October 25, 2017

Jura novit curiae?

A critical review of the judgments 2347/2017 and 2348/2017 by the plenary of the Council of State


With its judgments 2347/2017 and 2348/2017, the Greek Council of State ruled against the annulment applications brought by two Syrian refugees, whose asylum application had been rejected by the Independent Appeals Committees as inadmissible - namely without an examination as to whether they qualify for refugee status according to the 1951 Geneva Convention – because Turkey was designated a “safe third country”, where they can receive appropriate protection pursuant to Article 38 of the 2013/32/EU Directive . It should be noted that, although the provision in question exists in the European law since 2005 (previous Directive 2005/85/EC) and was transposed into Greek law as early as 2008, the Greek administration applied the concept “third safe country” for the first time in March 2016 following the implementation by the Greek government, of the EU-Turkey Statement.
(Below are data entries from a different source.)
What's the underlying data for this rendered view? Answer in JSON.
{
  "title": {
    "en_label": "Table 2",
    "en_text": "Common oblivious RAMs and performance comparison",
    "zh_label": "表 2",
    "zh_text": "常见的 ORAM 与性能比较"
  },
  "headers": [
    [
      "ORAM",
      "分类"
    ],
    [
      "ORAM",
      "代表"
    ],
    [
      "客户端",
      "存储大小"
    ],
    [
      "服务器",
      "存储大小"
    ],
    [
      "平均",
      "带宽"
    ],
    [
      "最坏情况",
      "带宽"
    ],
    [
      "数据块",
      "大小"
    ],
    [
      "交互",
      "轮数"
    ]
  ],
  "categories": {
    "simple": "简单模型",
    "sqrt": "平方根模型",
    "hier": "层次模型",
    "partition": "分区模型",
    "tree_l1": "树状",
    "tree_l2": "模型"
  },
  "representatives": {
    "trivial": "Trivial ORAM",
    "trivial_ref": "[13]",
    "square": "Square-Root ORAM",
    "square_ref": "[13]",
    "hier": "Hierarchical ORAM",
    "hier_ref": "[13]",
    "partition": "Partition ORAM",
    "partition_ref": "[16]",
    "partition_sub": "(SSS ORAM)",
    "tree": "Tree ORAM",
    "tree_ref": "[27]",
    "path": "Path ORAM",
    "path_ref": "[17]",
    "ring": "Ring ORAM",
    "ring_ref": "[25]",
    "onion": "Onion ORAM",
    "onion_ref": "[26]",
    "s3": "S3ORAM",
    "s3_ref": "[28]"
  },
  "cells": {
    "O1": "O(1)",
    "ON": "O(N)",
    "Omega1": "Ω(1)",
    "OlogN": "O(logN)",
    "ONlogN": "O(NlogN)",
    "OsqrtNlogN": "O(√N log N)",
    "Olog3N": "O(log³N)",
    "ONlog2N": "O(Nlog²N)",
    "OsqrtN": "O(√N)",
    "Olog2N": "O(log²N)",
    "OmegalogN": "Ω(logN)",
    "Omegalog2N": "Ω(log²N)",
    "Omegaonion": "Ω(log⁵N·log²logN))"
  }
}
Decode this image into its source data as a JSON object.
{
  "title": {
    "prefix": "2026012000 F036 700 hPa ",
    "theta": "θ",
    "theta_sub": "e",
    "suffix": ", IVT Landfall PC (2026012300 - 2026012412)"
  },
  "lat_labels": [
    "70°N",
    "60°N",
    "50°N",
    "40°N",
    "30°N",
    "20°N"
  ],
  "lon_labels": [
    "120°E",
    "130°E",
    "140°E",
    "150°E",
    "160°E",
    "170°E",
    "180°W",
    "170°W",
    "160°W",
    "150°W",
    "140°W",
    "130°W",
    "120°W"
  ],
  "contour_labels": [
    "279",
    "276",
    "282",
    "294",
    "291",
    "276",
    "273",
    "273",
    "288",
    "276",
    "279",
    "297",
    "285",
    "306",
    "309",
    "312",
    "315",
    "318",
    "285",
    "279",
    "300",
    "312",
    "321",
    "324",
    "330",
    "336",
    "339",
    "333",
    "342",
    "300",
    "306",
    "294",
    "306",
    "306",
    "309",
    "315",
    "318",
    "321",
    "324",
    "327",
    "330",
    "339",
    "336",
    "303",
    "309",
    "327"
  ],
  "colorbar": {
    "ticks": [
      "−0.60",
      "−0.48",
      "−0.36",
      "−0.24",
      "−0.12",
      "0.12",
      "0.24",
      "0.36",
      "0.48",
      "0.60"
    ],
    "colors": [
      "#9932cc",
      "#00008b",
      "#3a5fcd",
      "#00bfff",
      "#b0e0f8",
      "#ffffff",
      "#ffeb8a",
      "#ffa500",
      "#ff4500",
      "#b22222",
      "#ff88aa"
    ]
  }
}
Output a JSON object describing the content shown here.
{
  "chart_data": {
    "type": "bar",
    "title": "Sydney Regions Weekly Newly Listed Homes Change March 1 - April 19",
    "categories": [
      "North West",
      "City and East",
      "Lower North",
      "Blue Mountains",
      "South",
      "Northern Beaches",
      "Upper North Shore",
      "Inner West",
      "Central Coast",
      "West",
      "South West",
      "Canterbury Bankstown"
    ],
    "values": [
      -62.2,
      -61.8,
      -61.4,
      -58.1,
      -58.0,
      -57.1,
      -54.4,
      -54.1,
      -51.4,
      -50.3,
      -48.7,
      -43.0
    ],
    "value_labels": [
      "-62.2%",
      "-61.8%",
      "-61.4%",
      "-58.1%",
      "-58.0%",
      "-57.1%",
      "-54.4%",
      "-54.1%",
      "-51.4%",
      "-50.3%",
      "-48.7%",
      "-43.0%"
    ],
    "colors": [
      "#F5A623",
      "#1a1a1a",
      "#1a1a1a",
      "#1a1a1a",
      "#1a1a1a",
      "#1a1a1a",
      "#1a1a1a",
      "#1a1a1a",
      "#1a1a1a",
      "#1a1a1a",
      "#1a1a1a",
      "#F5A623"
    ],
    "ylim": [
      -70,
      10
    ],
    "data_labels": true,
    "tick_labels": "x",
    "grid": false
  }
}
The applicants had requested that a reference for a preliminary ruling is submitted before the Court of Justice of the European Union (CJEU) by the national Court, so that the applicable provision is interpreted vis-à-vis the legal and actual situation in Turkey, especially after the state of emergency was declared and the subsequent deviation from fundamental rights, but also with regard to the systematic illegal practices applied by the Turkish government. However, the Council of State with a limited majority of 13 to 12 judges, decided not to refer the case to the CJEU, thus violating not only Article 6 of the ECHR on the right to a fair trial, but also the obligations of the Greek authorities under international and European refugee law. It is striking that the majority imposed its opinion, that the European provisions are clear, without providing any justification, despite the fact that the mere existence of a minority of 12 judges clearly highlighted that the interpretation of the aforementioned provisions was by no means obvious beyond any reasonable doubt, as required by the CJEU.